Öncesinde ise Stambolski, 15 yaşında memleketi Kazanlık’tan İstanbul’a gelmiş, burada Mekteb-i Tıbbiye-i Şâhâne’de öğrencilik yapmış ve mezun olduktan sonra da aynı kurumda öğretmenlik yapmaya başlamıştı.

Görüldüğü gibi Stambolski’nin yaşadığı dönem, Sultan Abdülaziz iktidarının sürdüğü Osmanlı’nın içeride ve dışarıda büyük sorunlarla boğuştuğu en sıkıntılı dönemlerdendir.
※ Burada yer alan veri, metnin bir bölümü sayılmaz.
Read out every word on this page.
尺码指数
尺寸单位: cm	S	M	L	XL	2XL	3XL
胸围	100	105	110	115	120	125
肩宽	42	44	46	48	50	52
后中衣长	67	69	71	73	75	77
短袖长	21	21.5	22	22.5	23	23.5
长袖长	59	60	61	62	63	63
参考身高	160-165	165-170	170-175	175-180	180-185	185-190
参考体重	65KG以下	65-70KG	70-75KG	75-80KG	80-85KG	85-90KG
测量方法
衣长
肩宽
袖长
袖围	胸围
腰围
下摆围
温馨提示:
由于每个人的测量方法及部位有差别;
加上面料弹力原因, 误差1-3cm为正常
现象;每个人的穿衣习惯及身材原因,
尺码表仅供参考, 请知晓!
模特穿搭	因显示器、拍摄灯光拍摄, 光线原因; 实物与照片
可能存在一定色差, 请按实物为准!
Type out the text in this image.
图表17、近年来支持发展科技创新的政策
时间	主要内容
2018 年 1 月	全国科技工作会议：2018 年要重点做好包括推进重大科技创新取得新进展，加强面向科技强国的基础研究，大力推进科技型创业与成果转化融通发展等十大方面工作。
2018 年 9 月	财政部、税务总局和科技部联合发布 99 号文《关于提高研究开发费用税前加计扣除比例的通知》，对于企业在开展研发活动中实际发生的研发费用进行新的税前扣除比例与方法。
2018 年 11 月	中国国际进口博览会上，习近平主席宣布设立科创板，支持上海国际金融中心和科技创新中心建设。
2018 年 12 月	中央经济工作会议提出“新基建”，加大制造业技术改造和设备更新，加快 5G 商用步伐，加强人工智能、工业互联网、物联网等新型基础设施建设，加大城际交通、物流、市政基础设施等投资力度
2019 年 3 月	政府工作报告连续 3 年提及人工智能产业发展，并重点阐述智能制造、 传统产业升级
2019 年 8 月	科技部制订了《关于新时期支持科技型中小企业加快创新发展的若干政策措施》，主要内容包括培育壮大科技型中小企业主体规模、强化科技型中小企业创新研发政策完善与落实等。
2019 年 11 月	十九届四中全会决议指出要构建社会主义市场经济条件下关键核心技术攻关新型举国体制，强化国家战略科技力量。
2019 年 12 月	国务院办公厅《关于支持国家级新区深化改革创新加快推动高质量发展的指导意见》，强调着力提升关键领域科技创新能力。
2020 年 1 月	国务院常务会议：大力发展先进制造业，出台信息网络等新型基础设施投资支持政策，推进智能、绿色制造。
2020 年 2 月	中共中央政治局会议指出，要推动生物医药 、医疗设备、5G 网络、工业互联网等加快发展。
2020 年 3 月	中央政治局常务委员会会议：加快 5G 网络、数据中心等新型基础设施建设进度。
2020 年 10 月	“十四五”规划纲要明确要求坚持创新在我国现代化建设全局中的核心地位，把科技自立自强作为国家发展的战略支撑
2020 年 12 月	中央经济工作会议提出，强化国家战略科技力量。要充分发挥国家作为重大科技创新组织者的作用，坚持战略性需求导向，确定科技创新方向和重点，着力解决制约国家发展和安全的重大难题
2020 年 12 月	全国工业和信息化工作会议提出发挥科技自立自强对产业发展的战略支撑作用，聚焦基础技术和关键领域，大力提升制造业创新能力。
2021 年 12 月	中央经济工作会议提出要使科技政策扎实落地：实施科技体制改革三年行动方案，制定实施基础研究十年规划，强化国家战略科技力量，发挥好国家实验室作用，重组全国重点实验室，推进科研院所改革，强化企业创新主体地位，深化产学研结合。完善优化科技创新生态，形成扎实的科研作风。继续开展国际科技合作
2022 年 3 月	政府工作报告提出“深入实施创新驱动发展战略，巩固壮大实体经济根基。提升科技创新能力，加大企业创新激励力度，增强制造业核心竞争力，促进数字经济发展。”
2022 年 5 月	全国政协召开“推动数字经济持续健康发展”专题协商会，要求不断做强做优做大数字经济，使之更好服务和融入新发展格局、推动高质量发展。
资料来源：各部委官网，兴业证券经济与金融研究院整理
Bu nedenle kendisinin anıları büyük öneme haiz.

Stambolski,

  • Osmanlı’nın içinde bulunduğu ekonomik buhranlar,
  • Karadağ İsyanı,
  • Hersek Vilayetindeki karışıklıklar,
  • Avrupa devletlerinin Balkanlar’daki gerilimlerden yararlanarak ülkenin iç işlerine karışması,
  • Lübnan’da Dürzilerle Maruniler arasında kanlı çatışmalar çıkması,
  • Sırbistan, Romanya ve Girit’te isyanların patlak vermesi,
  • Romanya’da Karol’un prensliğinin tanınması,
  • Sırbistan kalelerinden Osmanlı ordusunun çekilmek zorunda kalması,
  • Rum Ortodoks kilisesinden ayrılmak isteyen Bulgarların 1870’te bağımsız Bulgar kilisesinin kurmalarına izin verilmesi,
  • Özerklik ve bağımsızlık yönündeki hareketlerin Hersek’ten Bosna’ya yayılması,
  • Bulgar İsyanı,
  • Jön Türklerin giderek Osmanlı yönetiminde ağırlıklarını hissettirmeleri,
  • Sultan Abdülaziz’in tahttan indirilmesi,
  • Ve Sultan Abdülaziz’in bugün de halen tartışılan “intiharı” gibi, önemli olaylara tanıklık ediyor.

Stambolski’nin anılarını, bu zorlu ve çok ilginç döneme ilişkin belge niteliğinde bir eser olarak öneriyoruz.

  • Künye: Hristo Stambolski – Bir Osmanlı Hekiminin Anılarıyla İmparatorluğun Zor Yılları, çeviren: Hüseyin Mevsim, Kitap Yayınevi, anı, 404 sayfa, 2019

Reiner Möckelmann – Franz von Papen (2019)

Nazi Almanya’sının Ankara büyükelçisi Franz von Papen, Türkiye’nin Almanların yanında yer alması için elinden geleni yapmıştı.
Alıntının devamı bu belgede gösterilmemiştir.